After decades of brushing against the law as one of the city's most frequent violators of the housing code, longtime Baltimore landlord Morris Garbis, at the age of 78, was sentenced to prison for the first time yesterday.
Garbis -- who was described as a "slumlord" in headlines as much as 30 years ago and is still said to owe the city thousands of dollars in fines -- was ordered to serve a year in prison for brokering real estate without a license. In several instances cited by prosecutor Gary Honick, Garbis kept money for down payments on sales that were never completed.
"He has shown utter contempt for not only the technical licensing laws but, more importantly, for the people whose money he takes on the pretense of selling them homes," Mr. Honick said after Garbis was led away in handcuffs.
Garbis received a suspended sentence and two years' probation last year after pleading guilty to six counts of operating as an unlicensed real estate broker. Since then, he has attempted to act as a sales agent for three properties in the city, Mr. Honick told the court yesterday.
In all three cases, Mr. Honick said, Garbis accepted money for down payments paid to his Preston Mortgage Service Co. In two cases, women who made down payments found others living in the houses, the prosecutor said. In the third instance, an absentee owner who showed up to make repairs found a person who had made a down payment living in the house.
Mr. Honick said Garbis also had fallen behind on an order stemming from last year's case that he pay more than $7,000 in restitution and court costs. On top of all that, Garbis violated terms of his probation by leaving the scene of an October 1993 traffic accident, for which he was convicted, the prosecutor said.
Baltimore Circuit Judge David Ross found Garbis, who will turn 79 in two weeks, guilty of violating the terms of his probation.
"One is concerned to see a person who has reached this stage of his life facing prison, but with the evidence that has been presented, there is no satisfactory alternative," Judge Ross said.
Garbis seemed to tremble as it became clear the judge was going to send him to prison but showed little emotion as he was led away.
Earlier, he had told the court: "I am sorry to find myself in the position I'm in, and I'm sorry for whatever I've done, if I've done it. I assume I've done some harm to the people who wanted to purchase these properties."
Garbis and his lawyer, Stuart H. Arnovits, said Garbis had reviewed the law and thought he was operating within legal bounds by assisting other agents as an "independent contractor." Nonetheless, Garbis admitted violating his probation.
Garbis' license to sell real estate was revoked in 1961 after the state real estate commission found that he and his agents had permitted deposits by four clients to become "mingled" with other funds and that he failed to return the money.
By then, his battles with city Housing Court judges were well documented in newspaper articles with headlines such as, " 'Slumlord' is Fined $75" and "Landlord called 'Sore on City.' "

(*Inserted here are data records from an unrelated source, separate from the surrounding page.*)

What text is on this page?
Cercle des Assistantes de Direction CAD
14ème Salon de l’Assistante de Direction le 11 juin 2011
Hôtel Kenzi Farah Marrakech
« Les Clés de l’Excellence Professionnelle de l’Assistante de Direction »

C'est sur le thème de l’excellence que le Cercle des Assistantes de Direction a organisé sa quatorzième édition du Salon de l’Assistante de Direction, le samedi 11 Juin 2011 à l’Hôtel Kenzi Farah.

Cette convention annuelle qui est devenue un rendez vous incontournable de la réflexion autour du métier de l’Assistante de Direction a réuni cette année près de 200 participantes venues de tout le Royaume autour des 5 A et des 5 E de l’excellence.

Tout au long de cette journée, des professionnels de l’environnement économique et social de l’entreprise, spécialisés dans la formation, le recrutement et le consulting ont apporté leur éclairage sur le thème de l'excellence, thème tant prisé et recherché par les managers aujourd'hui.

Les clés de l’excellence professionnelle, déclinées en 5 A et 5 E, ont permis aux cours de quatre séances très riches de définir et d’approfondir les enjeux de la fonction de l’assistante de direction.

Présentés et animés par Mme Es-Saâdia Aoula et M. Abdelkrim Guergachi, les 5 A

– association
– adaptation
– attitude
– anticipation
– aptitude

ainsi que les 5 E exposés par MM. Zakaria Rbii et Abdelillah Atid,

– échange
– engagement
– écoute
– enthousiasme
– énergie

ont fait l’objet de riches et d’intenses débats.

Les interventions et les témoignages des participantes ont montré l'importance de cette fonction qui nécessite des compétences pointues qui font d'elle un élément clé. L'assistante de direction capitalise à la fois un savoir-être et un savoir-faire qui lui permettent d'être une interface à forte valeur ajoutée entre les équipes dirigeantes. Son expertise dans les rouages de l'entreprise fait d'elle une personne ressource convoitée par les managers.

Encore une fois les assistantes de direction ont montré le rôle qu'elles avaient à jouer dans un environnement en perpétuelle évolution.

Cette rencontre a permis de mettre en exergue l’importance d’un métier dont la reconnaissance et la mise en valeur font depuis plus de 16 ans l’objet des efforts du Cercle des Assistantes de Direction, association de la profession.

Over the years, he remained a familiar figure in Housing Court, authorities said. In 1983 he was fined $44,000 and placed on probation for 18 months for failing to register his properties with the city.
Mr. Honick said Garbis still owes more than $100,000 in fines for housing code violations. A phone call to a city lawyer familiar with those violations was not returned.
Michael Braverman, an assistant state's attorney who prosecuted housing cases for several years, said Garbis was jailed for short periods in the past for such things as failing to appear in court but had never received a prison term.
"I'm not aware of any jail time he's received," Mr. Arnovits said.
The lawyer asked Judge Ross to consider Garbis' health problems and sentence him to home detention, but the judge left that issue to state correctional officials.
The most recent victims of Garbis' real estate deals were in court yesterday. Lauretta Holmes made a down payment of $2,100 on a house in the 3000 block of Tioga Parkway, near Mondawmin Mall, but she said the sale was never completed.
"He took my money and moved somebody else in," she said. "We went and investigated, and they had Christmas lights up and everything.
"I asked myself, as an intelligent woman, how could I be taken in? I'm hoping this will stop him from doing this to other people."